7400, I'd rather have a model 12 so I can just hold the trigger back and keep pumping!!


----------



## bmxfire37 (Apr 26, 2007)

my 870 does that...i hear ya... we cant use rifles in ohio either...for deer...but we can use them for cyote, no rifles for deer... but they say i can use my 30/30 or my 30.06 for cyote....ohios communist.


----------



## Gohon (Feb 14, 2005)

> I'd rather have a model 12 so I can just hold the trigger back and keep pumping


The Ithaca model 37 & 87 will do the same thing.


----------



## driggy (Apr 26, 2005)

Gohon, are you sure the 87 will do it? Most manufacterers got rid of that feature in the 50s.


----------



## Gohon (Feb 14, 2005)

driggy, now that you mention it I think the model 87 was the replacement for the model 37 back in the mid 80's and unlike the 37 there was a trigger disconnect in the model 87. So I think I was wrong by including the model 87 in there. I know the model 37 and model 12 were lacking in a trigger disconnect but I also remember someone mentioning once that the last few model 12's that were produced had disconnects installed. Don't know if that is correct or not either.


----------



## 8x56mn (Mar 14, 2007)

OK listen, no pump gun is supposed to open by itself during firing, if it does than it needs repairing. I'm not surprised with the now very cheeply made 870 and others. To test this lay the gun on sand bags and do no hold onto the forearm, but instead just hold the gun down on the bags and see if it opens the gun, if it does than get it fixed before you end up eating a bolt. :eyeroll:


----------



## iwantabuggy (Feb 15, 2005)

8x56mn said:


> OK listen, no pump gun is supposed to open by itself during firing, if it does than it needs repairing. I'm not surprised with the now very cheeply made 870 and others. To test this lay the gun on sand bags and do no hold onto the forearm, but instead just hold the gun down on the bags and see if it opens the gun, if it does than get it fixed before you end up eating a bolt. :eyeroll:


I agree.

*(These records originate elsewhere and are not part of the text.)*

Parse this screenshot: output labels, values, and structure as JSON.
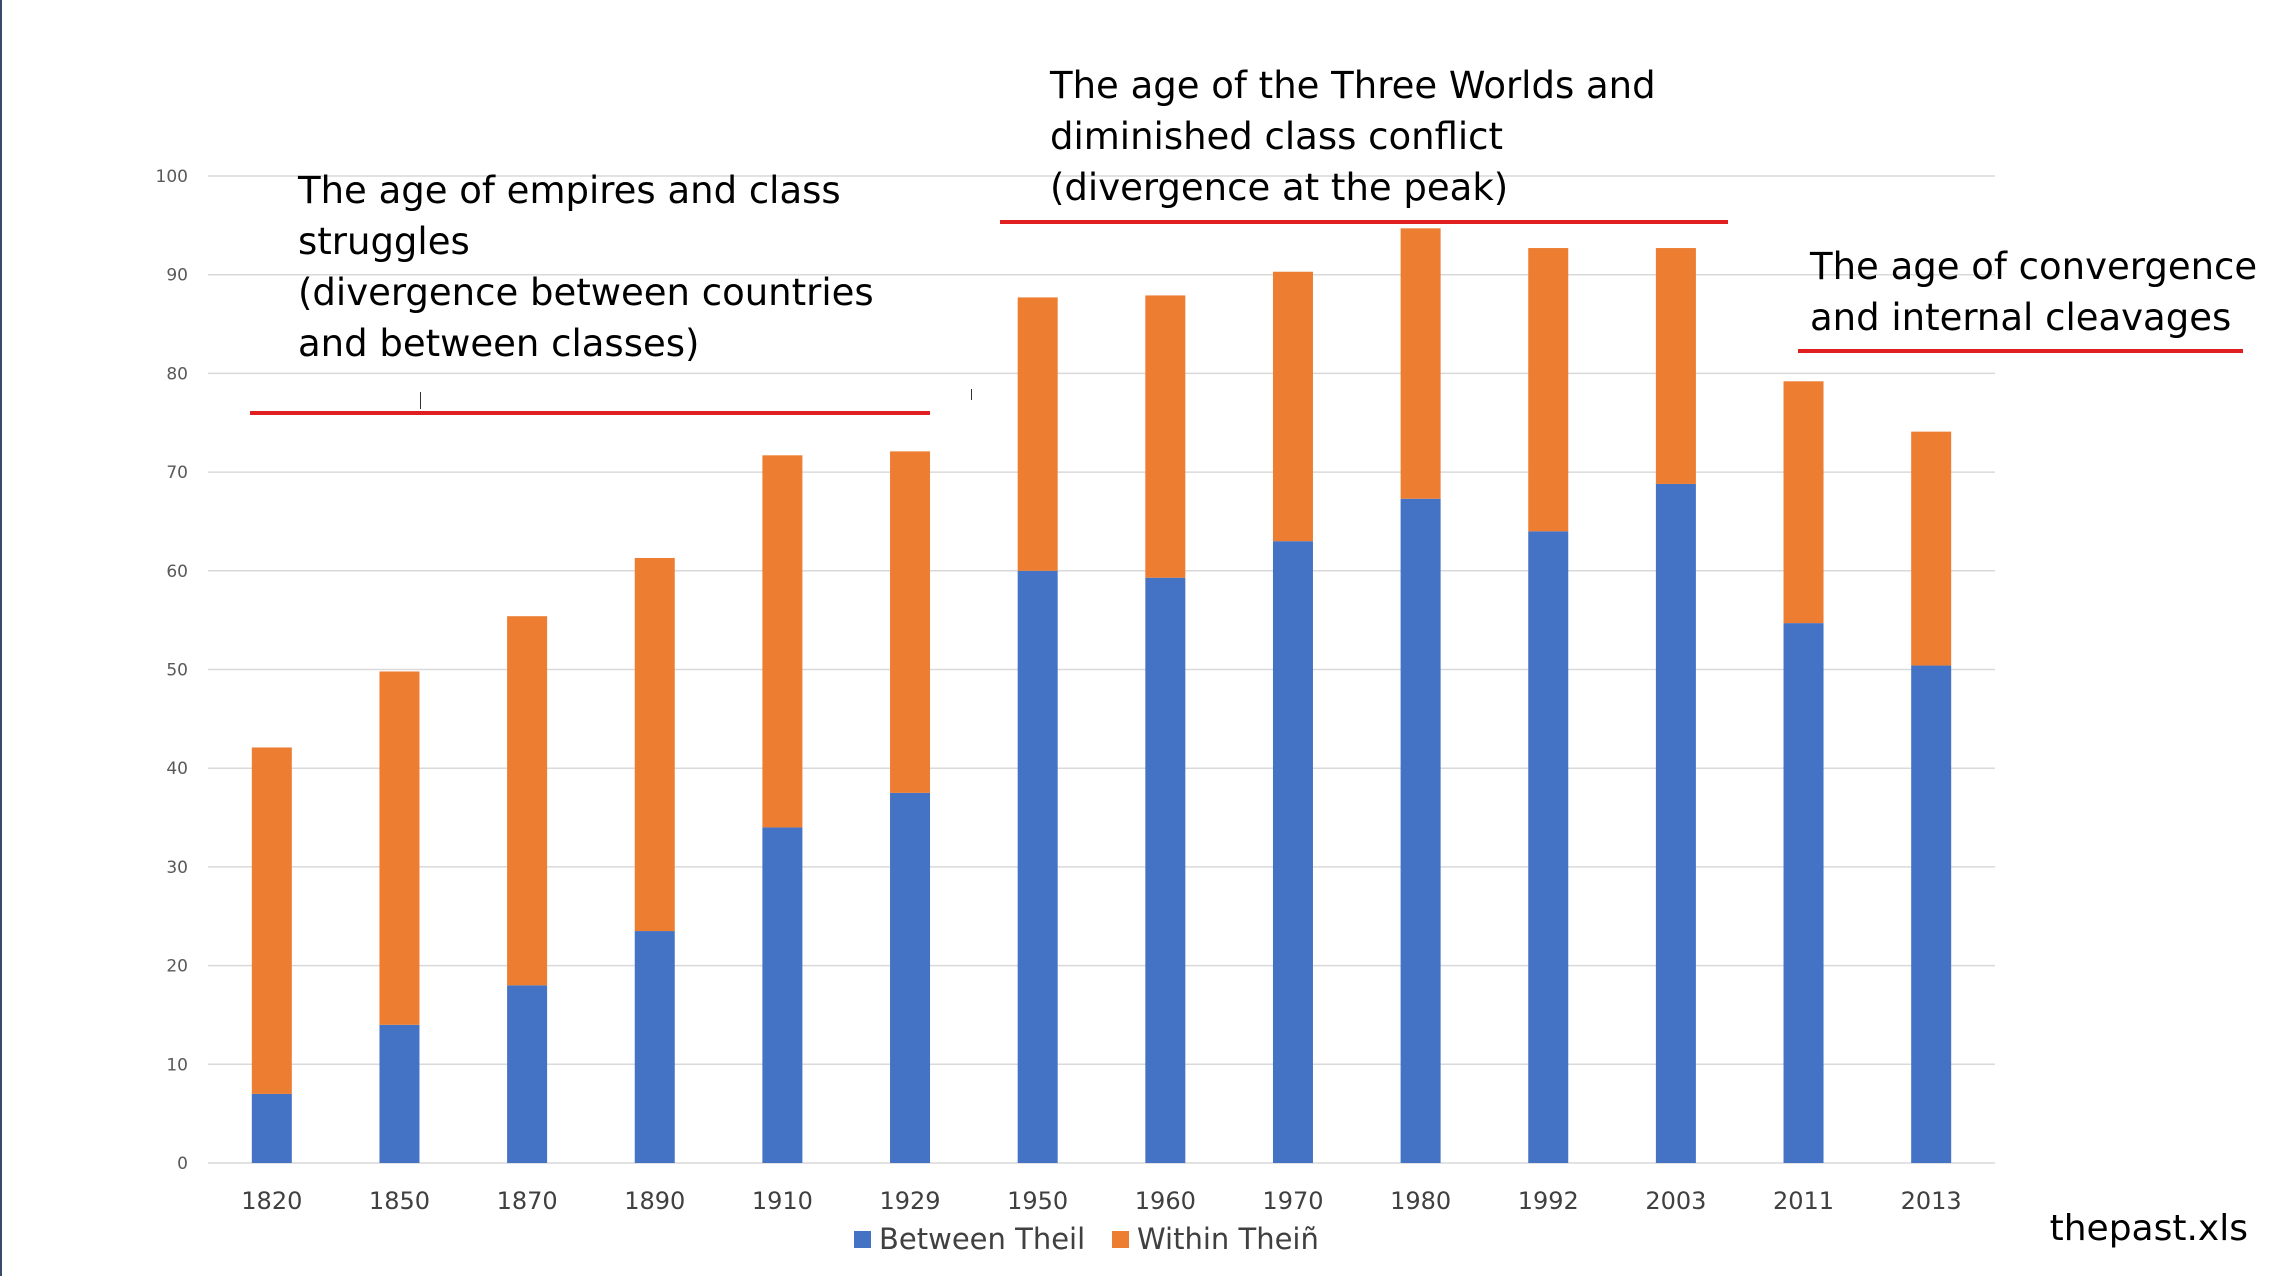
{
  "chart_data": {
    "type": "bar",
    "stacked": true,
    "categories": [
      "1820",
      "1850",
      "1870",
      "1890",
      "1910",
      "1929",
      "1950",
      "1960",
      "1970",
      "1980",
      "1992",
      "2003",
      "2011",
      "2013"
    ],
    "series": [
      {
        "name": "Between Theil",
        "color": "#4472c4",
        "values": [
          7,
          14,
          18,
          23.5,
          34,
          37.5,
          60,
          59.3,
          63,
          67.3,
          64,
          68.8,
          54.7,
          50.4
        ]
      },
      {
        "name": "Within Theiñ",
        "color": "#ed7d31",
        "values": [
          35.1,
          35.8,
          37.4,
          37.8,
          37.7,
          34.6,
          27.7,
          28.6,
          27.3,
          27.4,
          28.7,
          23.9,
          24.5,
          23.7
        ]
      }
    ],
    "yticks": [
      "0",
      "10",
      "20",
      "30",
      "40",
      "50",
      "60",
      "70",
      "80",
      "90",
      "100"
    ],
    "ylim": [
      0,
      100
    ],
    "grid": true,
    "legend": "bottom",
    "title": "",
    "xlabel": "",
    "ylabel": ""
  },
  "annotations": {
    "empires": [
      "The age of empires and class",
      "struggles",
      "(divergence between countries",
      "and between classes)"
    ],
    "three_worlds": [
      "The age of the Three Worlds  and",
      "diminished class conflict",
      "(divergence at the peak)"
    ],
    "convergence": [
      "The age of convergence",
      "and internal cleavages"
    ]
  },
  "colors": {
    "annotation_line": "#e02020",
    "grid": "#d9d9d9"
  },
  "watermark": "thepast.xls"
}
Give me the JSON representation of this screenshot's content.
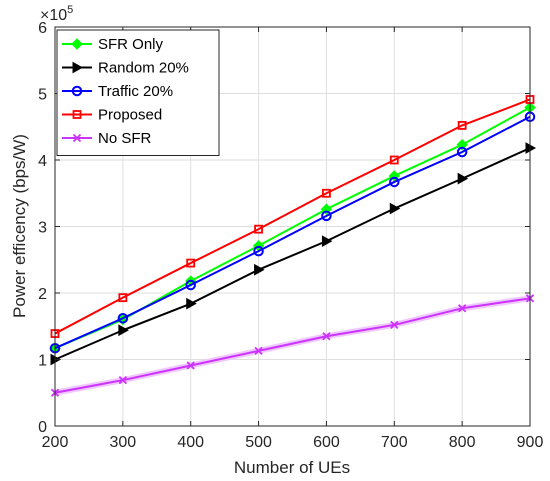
{
  "chart_data": {
    "type": "line",
    "title": "",
    "xlabel": "Number of UEs",
    "ylabel": "Power efficency (bps/W)",
    "y_multiplier_label": "×10",
    "y_multiplier_exp": "5",
    "xlim": [
      200,
      900
    ],
    "ylim": [
      0,
      6
    ],
    "x": [
      200,
      300,
      400,
      500,
      600,
      700,
      800,
      900
    ],
    "x_ticks": [
      "200",
      "300",
      "400",
      "500",
      "600",
      "700",
      "800",
      "900"
    ],
    "y_ticks": [
      "0",
      "1",
      "2",
      "3",
      "4",
      "5",
      "6"
    ],
    "grid": true,
    "legend_position": "top-left",
    "series": [
      {
        "name": "SFR Only",
        "color": "#00ff00",
        "marker": "diamond",
        "values": [
          1.17,
          1.6,
          2.18,
          2.71,
          3.26,
          3.76,
          4.23,
          4.79
        ]
      },
      {
        "name": "Random 20%",
        "color": "#000000",
        "marker": "triangle-right",
        "values": [
          1.0,
          1.44,
          1.84,
          2.35,
          2.78,
          3.27,
          3.72,
          4.18
        ]
      },
      {
        "name": "Traffic 20%",
        "color": "#0000ff",
        "marker": "circle",
        "values": [
          1.17,
          1.62,
          2.12,
          2.63,
          3.16,
          3.67,
          4.12,
          4.65
        ]
      },
      {
        "name": "Proposed",
        "color": "#ff0000",
        "marker": "square",
        "values": [
          1.39,
          1.93,
          2.45,
          2.96,
          3.5,
          4.0,
          4.52,
          4.91
        ]
      },
      {
        "name": "No SFR",
        "color": "#cc33ff",
        "marker": "x",
        "values": [
          0.5,
          0.69,
          0.91,
          1.13,
          1.35,
          1.52,
          1.77,
          1.92
        ]
      }
    ]
  }
}
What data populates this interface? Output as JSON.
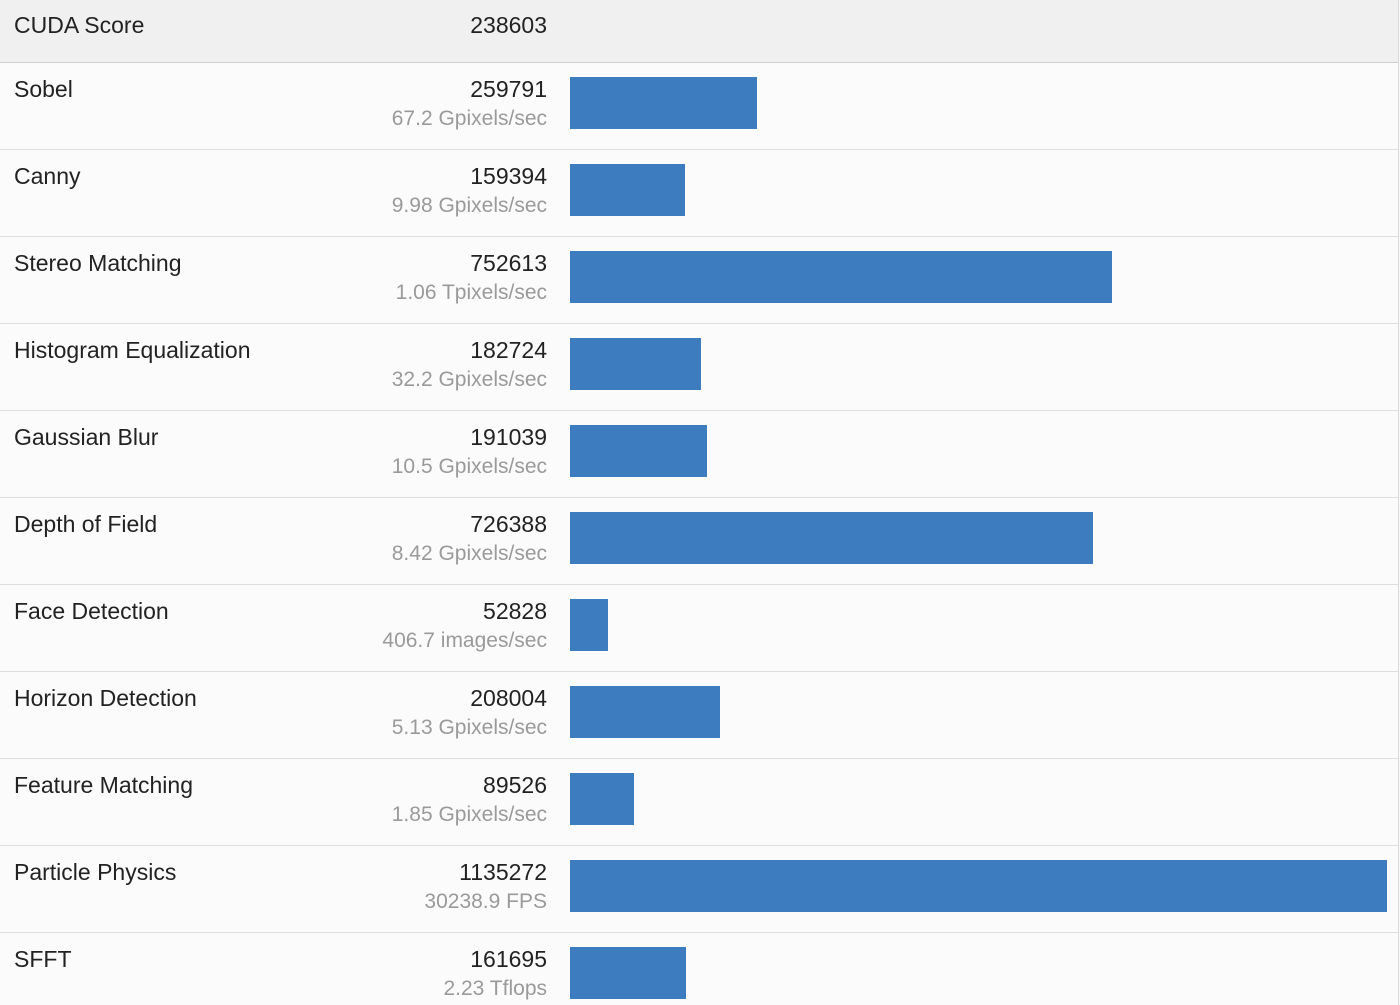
{
  "header": {
    "label": "CUDA Score",
    "score": "238603"
  },
  "chart_data": {
    "type": "bar",
    "orientation": "horizontal",
    "xlim": [
      0,
      1135272
    ],
    "categories": [
      "Sobel",
      "Canny",
      "Stereo Matching",
      "Histogram Equalization",
      "Gaussian Blur",
      "Depth of Field",
      "Face Detection",
      "Horizon Detection",
      "Feature Matching",
      "Particle Physics",
      "SFFT"
    ],
    "values": [
      259791,
      159394,
      752613,
      182724,
      191039,
      726388,
      52828,
      208004,
      89526,
      1135272,
      161695
    ],
    "rates": [
      "67.2 Gpixels/sec",
      "9.98 Gpixels/sec",
      "1.06 Tpixels/sec",
      "32.2 Gpixels/sec",
      "10.5 Gpixels/sec",
      "8.42 Gpixels/sec",
      "406.7 images/sec",
      "5.13 Gpixels/sec",
      "1.85 Gpixels/sec",
      "30238.9 FPS",
      "2.23 Tflops"
    ],
    "bar_color": "#3d7dbf"
  }
}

Prior to running over my shotgun today, my 835 Ultimag has never done that, even with 3" 2 oz turkey loads. I think something is wrong.


----------



## 8x56mn (Mar 14, 2007)

Further, these pumps often give the impression of the bolt opening, when what actually is happening is your left hand is pulling the gun to your shoulder and the recoil causes the constant pressure of your hand to open the bolt a nano second after firing. This is per design and not dangerous, but does give the false impression of your action opening prematurely. No worry's that's why I suggest laying your gun on a sandbag and not pulling back on the slide forearm to test. :beer:


----------



## Neanderthal (Oct 30, 2007)

My 870 has not done this in 33 years of hard use. I suspect operator error.


----------



## bmxfire37 (Apr 26, 2007)

id have to go with operator error too it doesent do it for me but my brothjer blows it open about 3 times every 10 shots but still wouldent hurt to ask a gun smith or call remington


----------